Oleh: Iwan Febryanto

Pendahuluan

Isu perbatasan pada dasarnya tidak terbatas hanya sebagai isu lokal dan domistik maupun kawasan. Isu perbatasan pada abad 21 ini telah menjadi isu global dan menjadi perdebatan komunitas internasional melalui lembaga multilateral maupun bilateral. Disatu sisi ada aliran pemikiran yang meyakini bahwa batas-batas fisik dan territorial suatu negara bukan lagi masalah penting karena hubungan perekonomian global akan terus tumbuh melintasi batas bahkan tanpa batas. Hal ini ditandai disrupsi teknologi dan digitalisasi yang semakin luas dalam hubungan antar bangsa dan negara. Digitalisasi makin akseleratif dibidang ekonomi dan bisnis. Pandangan neoliberal bahkan menyatakan bahwa peran negara tidak diperlukan lagi ketika ekonomi pasar benar-benar sempurna. Pandangan ini meyakini bahwa peran negara-bangsa tidak lagi memegang peran efektif dalam distribusi kekayaan dan sumber daya ekonomi langka (Colslough 1993, dikutip dari Leftwich 200:49).

Aliran pemikiran semacam ini juga digagas Janet Ceglossky dalam karya Has Globalization Created a Borderless World? Selanjutnya Anthony Gidden melalui teori Strukturasi menekankan bahwa kekuasaan tergantung watak penguasanya. Gidden menyerang dengan keras watak kapitalistik. Pandangan kritis lainnya dari Jamus Jerome Lim melalui artikelnya berjudul “On the role of the state an increasingly borderless world”.  Faktanya masalah perbatasan suatu negara telah memicu perang dan konflik, bahkan telah melibatkan blok kekuatan militer sebagaimana konflik Rusia vs Ukraina saat ini yang mendorong keterlibatan NATO dan USA melawan Rusia. Isu demarkasi menjadi penting dalam studi hukum internasional.

Berdasarkan teori negara bayangan (proto state theory), penulis merumuskan secara anecdotal bahwa “negara bayangan adalah negara yang berdiri berdasarkan kepentingan yang sama atas sejarah, bahasa, budaya dan suku bangsa serta agama, memiliki milisi bersenjata, memiliki penduduk dan wialayah, tanpa pemerintahan dan tanpa pengakuan masyarakat internasional yang selanjutnya diperjuangkan melalui upaya diplomasi, damai dan perang”.

Perbatasan Wilayah Paska Perang Dunia II

Beberapa negara besar yang terlibat dalam perang dunia II menghadapi perubahan toponimi dan geospatial serta batas wilayah negaranya setelah peperangan berakhir.
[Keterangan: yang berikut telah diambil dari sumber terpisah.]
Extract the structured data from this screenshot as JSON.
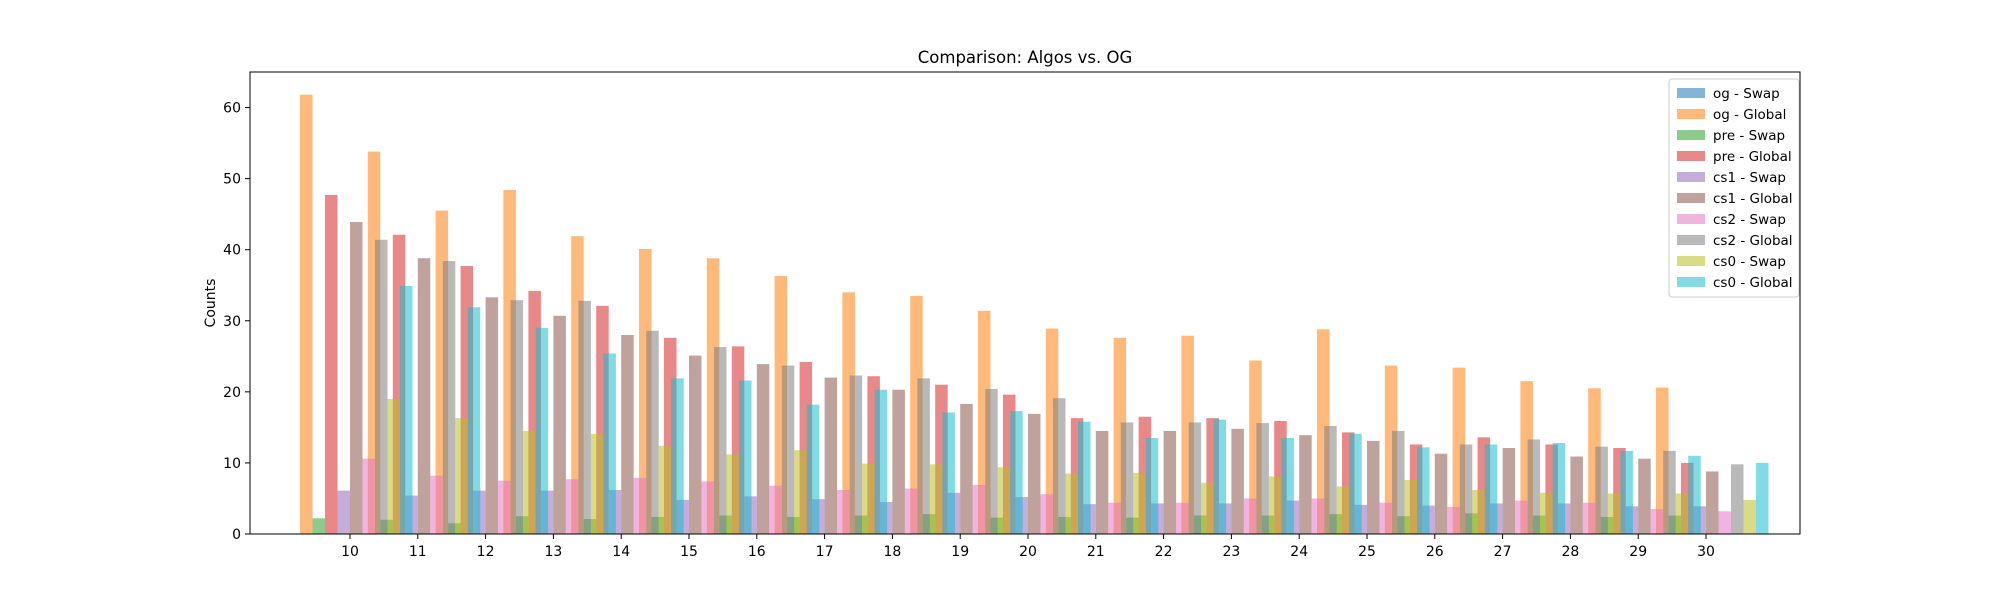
{
  "chart_data": {
    "type": "bar",
    "title": "Comparison: Algos vs. OG",
    "xlabel": "",
    "ylabel": "Counts",
    "ylim": [
      0,
      65
    ],
    "yticks": [
      0,
      10,
      20,
      30,
      40,
      50,
      60
    ],
    "grid": false,
    "legend_position": "top-right",
    "categories": [
      "10",
      "11",
      "12",
      "13",
      "14",
      "15",
      "16",
      "17",
      "18",
      "19",
      "20",
      "21",
      "22",
      "23",
      "24",
      "25",
      "26",
      "27",
      "28",
      "29",
      "30"
    ],
    "series": [
      {
        "name": "og - Swap",
        "color": "#1f77b4",
        "values": [
          0,
          0,
          0,
          0,
          0,
          0,
          0,
          0,
          0,
          0,
          0,
          0,
          0,
          0,
          0,
          0,
          0,
          0,
          0,
          0,
          0
        ]
      },
      {
        "name": "og - Global",
        "color": "#ff7f0e",
        "values": [
          61.8,
          53.8,
          45.5,
          48.4,
          41.9,
          40.1,
          38.8,
          36.3,
          34.0,
          33.5,
          31.4,
          28.9,
          27.6,
          27.9,
          24.4,
          28.8,
          23.7,
          23.4,
          21.5,
          20.5,
          20.6
        ]
      },
      {
        "name": "pre - Swap",
        "color": "#2ca02c",
        "values": [
          2.2,
          2.0,
          1.5,
          2.5,
          2.1,
          2.4,
          2.6,
          2.4,
          2.6,
          2.8,
          2.3,
          2.4,
          2.3,
          2.6,
          2.6,
          2.8,
          2.5,
          2.9,
          2.6,
          2.4,
          2.6
        ]
      },
      {
        "name": "pre - Global",
        "color": "#d62728",
        "values": [
          47.7,
          42.1,
          37.7,
          34.2,
          32.1,
          27.6,
          26.4,
          24.2,
          22.2,
          21.0,
          19.6,
          16.3,
          16.5,
          16.3,
          15.9,
          14.3,
          12.6,
          13.6,
          12.6,
          12.1,
          10.0
        ]
      },
      {
        "name": "cs1 - Swap",
        "color": "#9467bd",
        "values": [
          6.1,
          5.4,
          6.1,
          6.1,
          6.2,
          4.8,
          5.3,
          4.9,
          4.5,
          5.8,
          5.2,
          4.2,
          4.3,
          4.3,
          4.7,
          4.1,
          4.0,
          4.3,
          4.3,
          3.9,
          3.9
        ]
      },
      {
        "name": "cs1 - Global",
        "color": "#8c564b",
        "values": [
          43.9,
          38.8,
          33.3,
          30.7,
          28.0,
          25.1,
          23.9,
          22.0,
          20.3,
          18.3,
          16.9,
          14.5,
          14.5,
          14.8,
          13.9,
          13.1,
          11.3,
          12.1,
          10.9,
          10.6,
          8.8
        ]
      },
      {
        "name": "cs2 - Swap",
        "color": "#e377c2",
        "values": [
          10.6,
          8.2,
          7.5,
          7.7,
          7.9,
          7.4,
          6.8,
          6.2,
          6.4,
          6.9,
          5.6,
          4.4,
          4.4,
          5.0,
          5.0,
          4.4,
          3.8,
          4.7,
          4.4,
          3.5,
          3.2
        ]
      },
      {
        "name": "cs2 - Global",
        "color": "#7f7f7f",
        "values": [
          41.4,
          38.4,
          32.9,
          32.8,
          28.6,
          26.3,
          23.7,
          22.3,
          21.9,
          20.4,
          19.1,
          15.7,
          15.7,
          15.6,
          15.2,
          14.5,
          12.6,
          13.3,
          12.3,
          11.7,
          9.8
        ]
      },
      {
        "name": "cs0 - Swap",
        "color": "#bcbd22",
        "values": [
          19.0,
          16.3,
          14.5,
          14.1,
          12.4,
          11.2,
          11.8,
          9.9,
          9.8,
          9.4,
          8.5,
          8.6,
          7.2,
          8.1,
          6.7,
          7.6,
          6.2,
          5.8,
          5.7,
          5.7,
          4.8
        ]
      },
      {
        "name": "cs0 - Global",
        "color": "#17becf",
        "values": [
          34.9,
          31.9,
          29.0,
          25.4,
          21.9,
          21.6,
          18.2,
          20.3,
          17.1,
          17.3,
          15.8,
          13.5,
          16.1,
          13.5,
          14.1,
          12.2,
          12.6,
          12.8,
          11.7,
          11.0,
          10.0
        ]
      }
    ]
  }
}
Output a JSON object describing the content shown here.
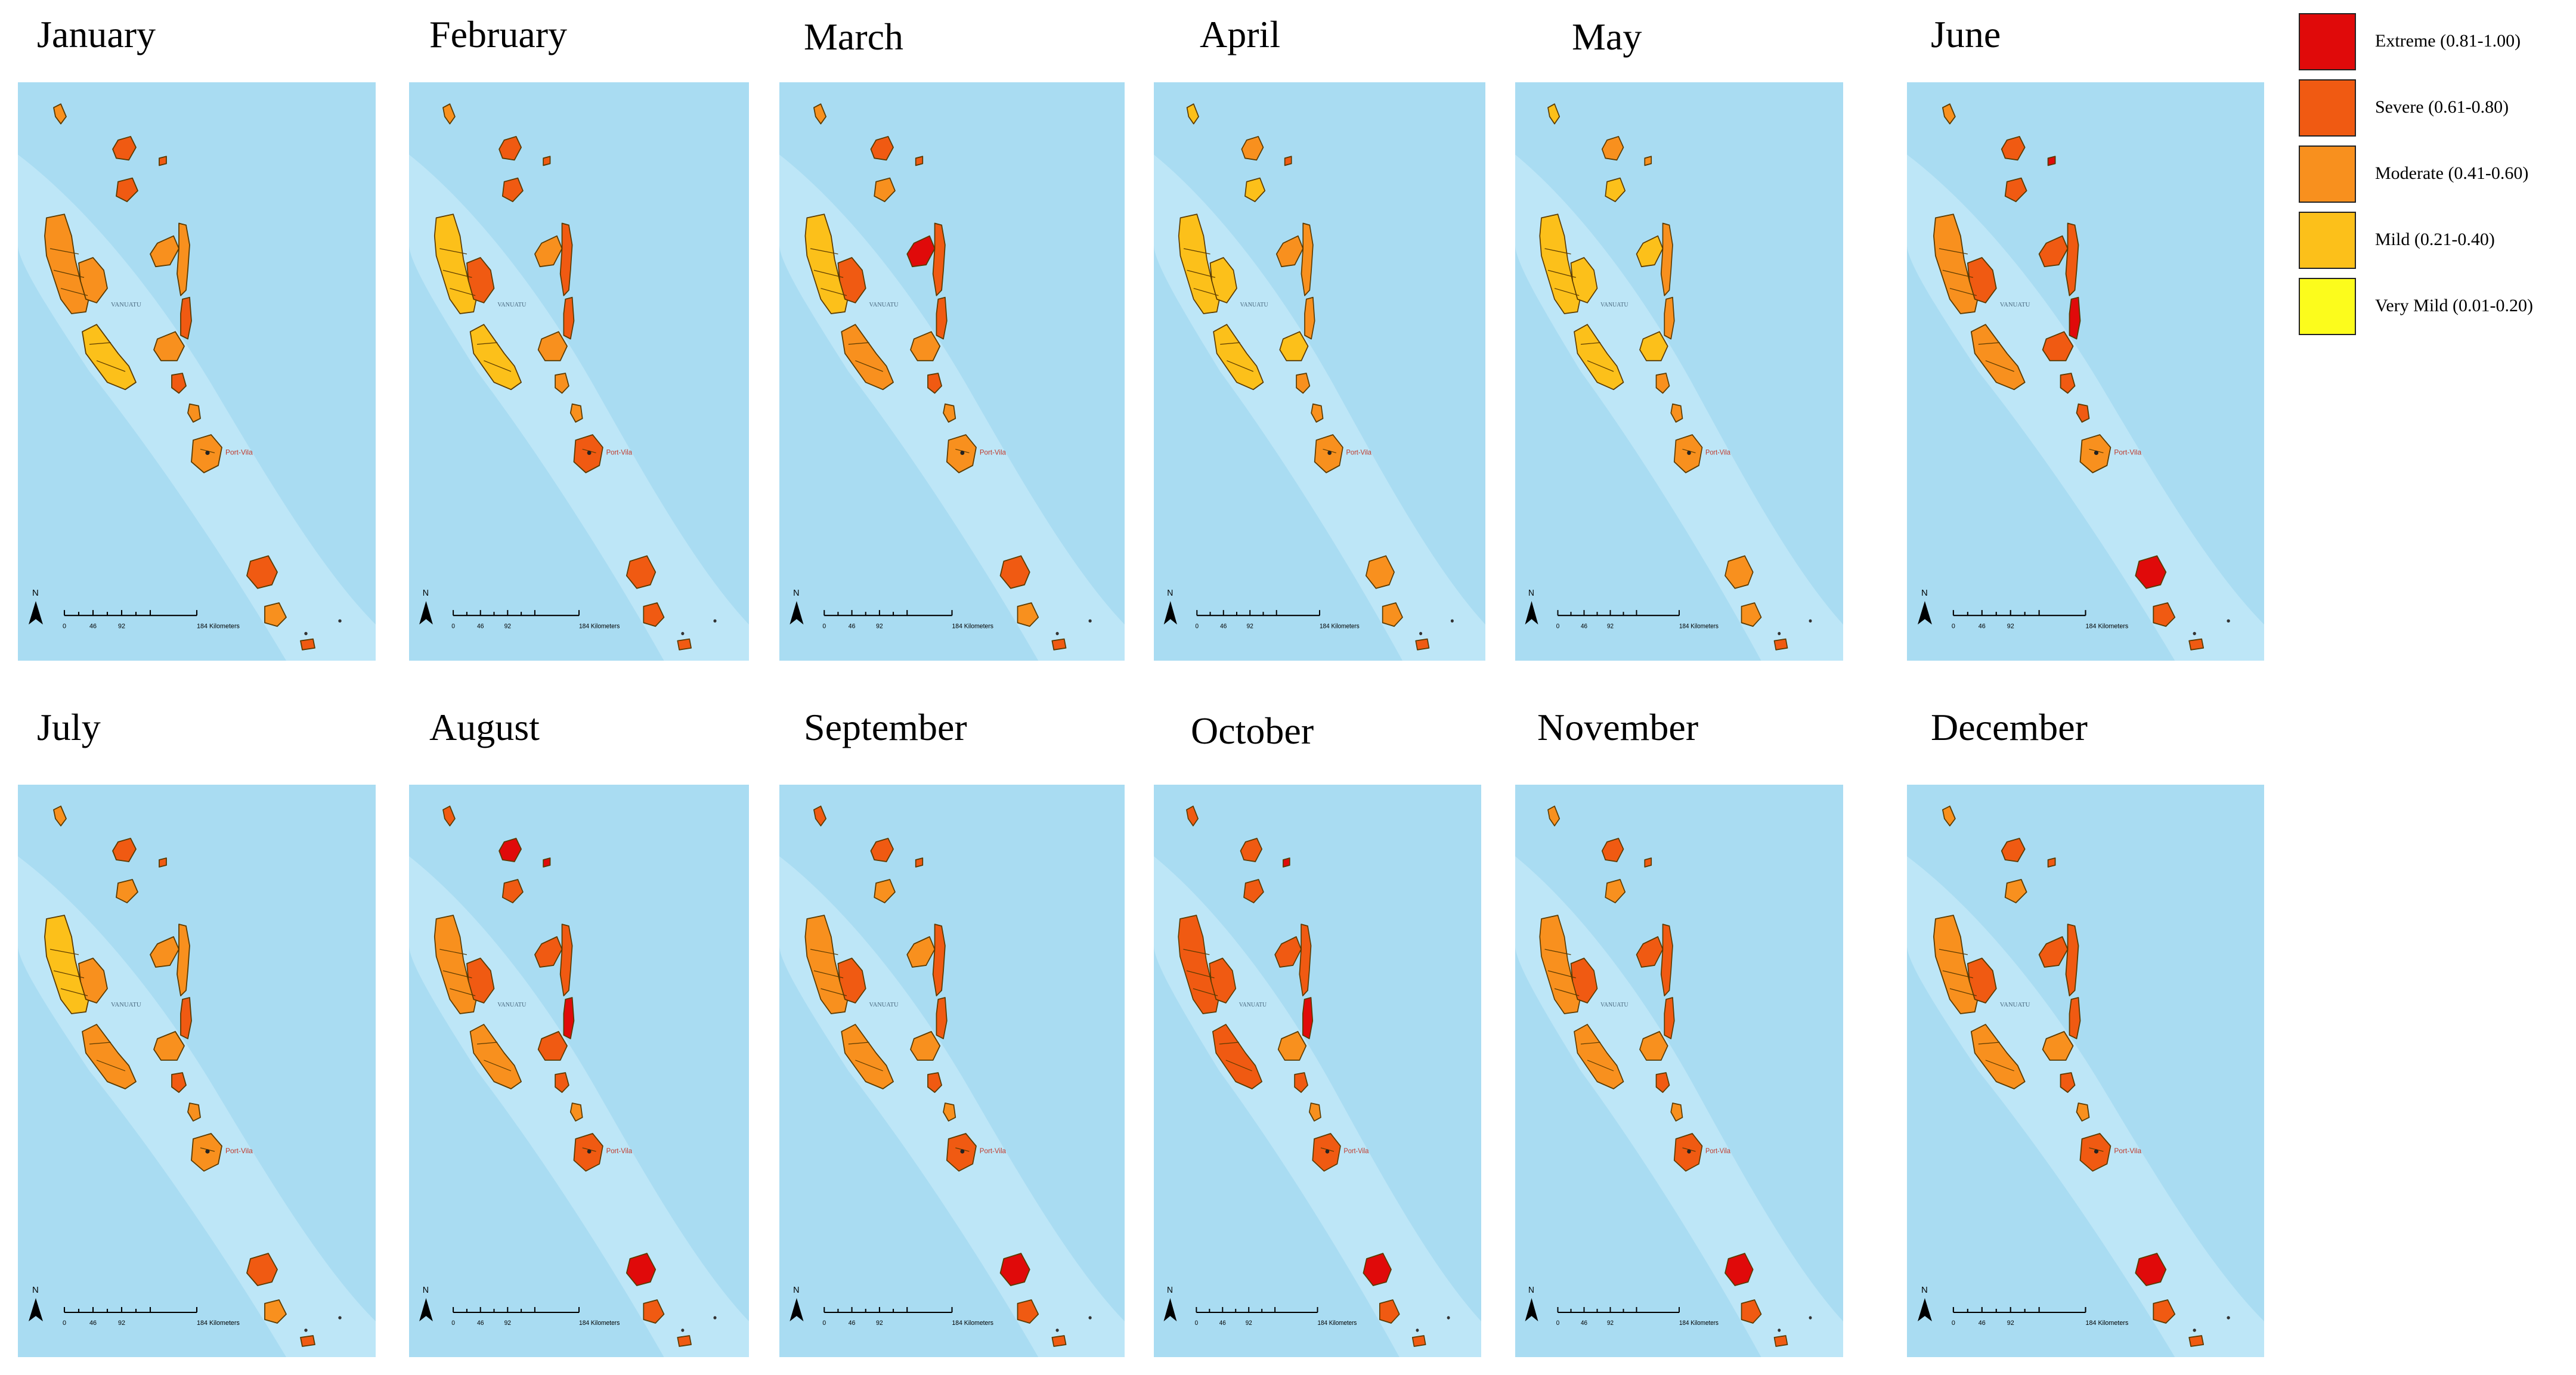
{
  "months": [
    {
      "name": "January",
      "fills": [
        2,
        1,
        1,
        1,
        2,
        2,
        2,
        2,
        1,
        3,
        2,
        1,
        2,
        2,
        1,
        2,
        1
      ]
    },
    {
      "name": "February",
      "fills": [
        2,
        1,
        1,
        1,
        3,
        1,
        2,
        1,
        1,
        3,
        2,
        2,
        2,
        1,
        1,
        1,
        1
      ]
    },
    {
      "name": "March",
      "fills": [
        2,
        1,
        2,
        1,
        3,
        1,
        0,
        1,
        1,
        2,
        2,
        1,
        2,
        2,
        1,
        2,
        1
      ]
    },
    {
      "name": "April",
      "fills": [
        3,
        2,
        3,
        1,
        3,
        3,
        2,
        2,
        2,
        3,
        3,
        2,
        2,
        2,
        2,
        2,
        1
      ]
    },
    {
      "name": "May",
      "fills": [
        3,
        2,
        3,
        2,
        3,
        3,
        3,
        2,
        2,
        3,
        3,
        2,
        2,
        2,
        2,
        2,
        1
      ]
    },
    {
      "name": "June",
      "fills": [
        2,
        1,
        1,
        0,
        2,
        1,
        1,
        1,
        0,
        2,
        1,
        1,
        1,
        2,
        0,
        1,
        1
      ]
    },
    {
      "name": "July",
      "fills": [
        2,
        1,
        2,
        1,
        3,
        2,
        2,
        2,
        1,
        2,
        2,
        1,
        2,
        2,
        1,
        2,
        1
      ]
    },
    {
      "name": "August",
      "fills": [
        1,
        0,
        1,
        0,
        2,
        1,
        1,
        1,
        0,
        2,
        1,
        1,
        2,
        1,
        0,
        1,
        1
      ]
    },
    {
      "name": "September",
      "fills": [
        1,
        1,
        2,
        1,
        2,
        1,
        2,
        1,
        1,
        2,
        2,
        1,
        2,
        1,
        0,
        1,
        1
      ]
    },
    {
      "name": "October",
      "fills": [
        1,
        1,
        1,
        0,
        1,
        1,
        1,
        1,
        0,
        1,
        2,
        1,
        2,
        1,
        0,
        1,
        1
      ]
    },
    {
      "name": "November",
      "fills": [
        2,
        1,
        2,
        1,
        2,
        1,
        1,
        1,
        1,
        2,
        2,
        1,
        2,
        1,
        0,
        1,
        1
      ]
    },
    {
      "name": "December",
      "fills": [
        2,
        1,
        2,
        1,
        2,
        1,
        1,
        1,
        1,
        2,
        2,
        1,
        2,
        1,
        0,
        1,
        1
      ]
    }
  ],
  "map_labels": {
    "country": "VANUATU",
    "capital": "Port-Vila",
    "north": "N",
    "scale_ticks": [
      "0",
      "46",
      "92"
    ],
    "scale_end": "184 Kilometers"
  },
  "legend": [
    {
      "label": "Extreme (0.81-1.00)",
      "color": "#e00a0a"
    },
    {
      "label": "Severe (0.61-0.80)",
      "color": "#f05a12"
    },
    {
      "label": "Moderate (0.41-0.60)",
      "color": "#f8901e"
    },
    {
      "label": "Mild (0.21-0.40)",
      "color": "#fcc01a"
    },
    {
      "label": "Very Mild (0.01-0.20)",
      "color": "#fcfc1c"
    }
  ],
  "colors": {
    "ocean": "#a9dcf2",
    "ocean_light": "#cdeefb",
    "outline": "#5a3a00"
  }
}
Negara-negara yang kalah perang merupakan negara yang sangat dirugikan karena posisi politik dan hukum yang lemah serta tekanan ancaman militer yang kuat dari negara pemenang perang. Namun ada pula negara yang berkurang wilayahnya meskipun dalam suasana damai. Negara semacam ini kehilangan batas laut negaranya karena kebijakan pemerintahnya salah dan sesat, misalnya kebijakan menginjinkan penjualan pasir laut ke negara tetangga. Berikut ini beberapa negara yang masih berkonflik atas batas wilayah serta klaim kepemilikannya paska perang dunia II.

  1. Pulau Kuril

Pulau Kuril merupakan salah satu pulau kecil namun strategis dan bersejarah karena pernah ditaklukkan oleh tentara Rusia (Uni Soviyet) menjelang Perang dunia II dan secara penuh dikuasai Rusia paska Perang dunia II. Posisi geografisnya di wilayah Timur laut Hokaido, Jepang. Konflik antara Jepang dan Rusia. Pulau Kuril merupakan pulau yang merupakan gugusan pulau dan terdiri dari rangkaian gunung api. Pada saat perang Dunia II tentara Uni Soviet menyerbu wilayah Kuril dan mengusir penduduknya dari suku Ainu. Jepang masih mengkalim 4 pulau diwilayah selatan ini masih milik Jepang berdasarkan hokum internasional yang berlaku sebelum tahun 1945. Keyakinan Jepang semakin kuat memenangkan sengketa paska bubarnya USSR, dan Jepang meningkatkan diplomasi sejak tahun 1990.

  1. Sahara Barat

Negara Sahara Barat menyerupai Negara Bayangan (Proto State), dengan karakteristik memiliki wilayah kekuasaan, memiliki angkatan bersenjata, memiliki penduduk namun tidak memiliki pemerintahan dan tidak mendapatkan pengakuan kedaulatan dari dunia internasional. Berada dibagian barat laut Afrika dan belum merdeka. Penduduk asli adalah orang Saharawis telah berperang sejak 1970 melawan Maroko. Organisasinya Front Polisadi rio telah berulangkali memberontak dengan kekuatan senjata.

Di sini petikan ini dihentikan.